How real bankers talk about the analyst-to-associate jump when they think nobody's listening

I had this weird moment yesterday. I was at an event, and two VPs were talking in the corner—they didn’t realize I was close enough to hear. One of them was talking about an analyst from his group who just made associate, and the other asked, ‘What made the difference for this one?’ The answer surprised me.

The VP basically said: ‘He got on a big deal with me in year two, and I made sure people knew what he’d done. Then after the deal closed, I introduced him to someone who was looking for a new associate. It wasn’t complicated.’

That’s it. A big deal. Being known for his work on it. An introduction.

But here’s what’s bothering me—everyone talks about networking like it’s this endless stream of coffee chats and emails, but what I just overheard sounded a lot more transactional. It sounded like: get visible on something that matters, have someone vouch for you, get the introduction. The networking wasn’t the goal; it was the byproduct of doing good work and having someone who noticed.

I’m wondering if I’ve been thinking about this backwards. Are the analysts who actually make it the ones who optimize for meaningful work and letting their sponsors showcase them, rather than the ones grinding coffee chats? What are people actually seeing at their firms?

ur exactly right and honestly it’s refreshing someone finally said it. coffee chats are just noise if ur not on deals. the real story is always: (1) you do something well on a live deal, (2) someone senior notices or u explicitly show them ur work, (3) that person talks u up when an opening happens. everything else is theater. ppl optimize for the wrong stuff bc it feels more controllable than hoping u get staffed on the right deal.
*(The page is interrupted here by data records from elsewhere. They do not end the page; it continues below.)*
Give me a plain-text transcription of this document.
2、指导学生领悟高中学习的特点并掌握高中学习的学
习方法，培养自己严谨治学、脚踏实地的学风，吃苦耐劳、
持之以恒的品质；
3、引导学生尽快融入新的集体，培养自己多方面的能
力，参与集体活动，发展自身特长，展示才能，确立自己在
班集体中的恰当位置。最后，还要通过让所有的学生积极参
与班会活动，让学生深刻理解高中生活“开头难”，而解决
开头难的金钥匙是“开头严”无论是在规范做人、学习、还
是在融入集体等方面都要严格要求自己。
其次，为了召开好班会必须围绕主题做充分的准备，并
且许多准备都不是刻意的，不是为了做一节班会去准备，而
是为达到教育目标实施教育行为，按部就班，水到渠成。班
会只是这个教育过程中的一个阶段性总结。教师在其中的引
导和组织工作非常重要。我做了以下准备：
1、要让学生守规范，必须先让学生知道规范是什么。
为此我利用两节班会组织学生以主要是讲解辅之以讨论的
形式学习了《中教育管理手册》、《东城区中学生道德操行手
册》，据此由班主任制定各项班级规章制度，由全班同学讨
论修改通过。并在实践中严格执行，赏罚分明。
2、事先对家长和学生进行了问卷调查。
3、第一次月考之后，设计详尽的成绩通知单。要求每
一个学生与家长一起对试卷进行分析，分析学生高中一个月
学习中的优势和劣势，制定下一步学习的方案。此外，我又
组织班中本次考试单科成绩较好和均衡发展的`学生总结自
yeah but here’s the plot twist—u need coffee chats TO get on good deals in the first place. so it’s not either/or, it’s just that most ppl waste their coffee chats on low-value relationships. the vps ur talking about probably staffed this analyst bc he’d already built credibility somewhere else. luck is real too obvi but structured networking IS about being in conversations where people think of u when opportunity comes.

wait so ur saying focus on doing well on projects first, then let relationships develop naturally? that feels less stressful than trying to set up 20 coffees a month ngl

You’ve identified something crucial that many junior bankers miss. The most effective analysts I’ve mentored approach it precisely as you’ve described: they focus on execution excellence within their group, ensure the right senior bankers witness their work, and then leverage those demonstrated capabilities when networking. This creates what I call ‘earned credibility.’ A coffee chat based on work you’ve done carries exponentially more weight than a cold outreach. The networking still matters, but it’s anchored in proof, not promise.

You’re thinking about this the right way! Great work creates opportunities. Keep crushing projects, let people see your effort, and doors open. You’ve got the right mindset!

I had almost the exact same realization in my second year. I’d been doing coffee chats religiously, felt like I was networking well, but then a deal I worked on got some internal buzz. Suddenly people started reaching out to me. That’s when I realized the coffee chats weren’t creating the pathways—the work was. The coffees just amplified what was already there. Changed how I spent my time completely after that.

This aligns with data I’ve seen internally. Analysts who transition to associate typically credit a combination of factors: 70% attribute it to substantive deal work where they had visibility, 20% to having an explicit sponsor, and perhaps 10% to broader networking alone. The networking layer matters, but it’s most effective when built atop demonstrated competence. The analysts who only network, without the work foundation, rarely make the jump regardless of how many relationships they’ve built.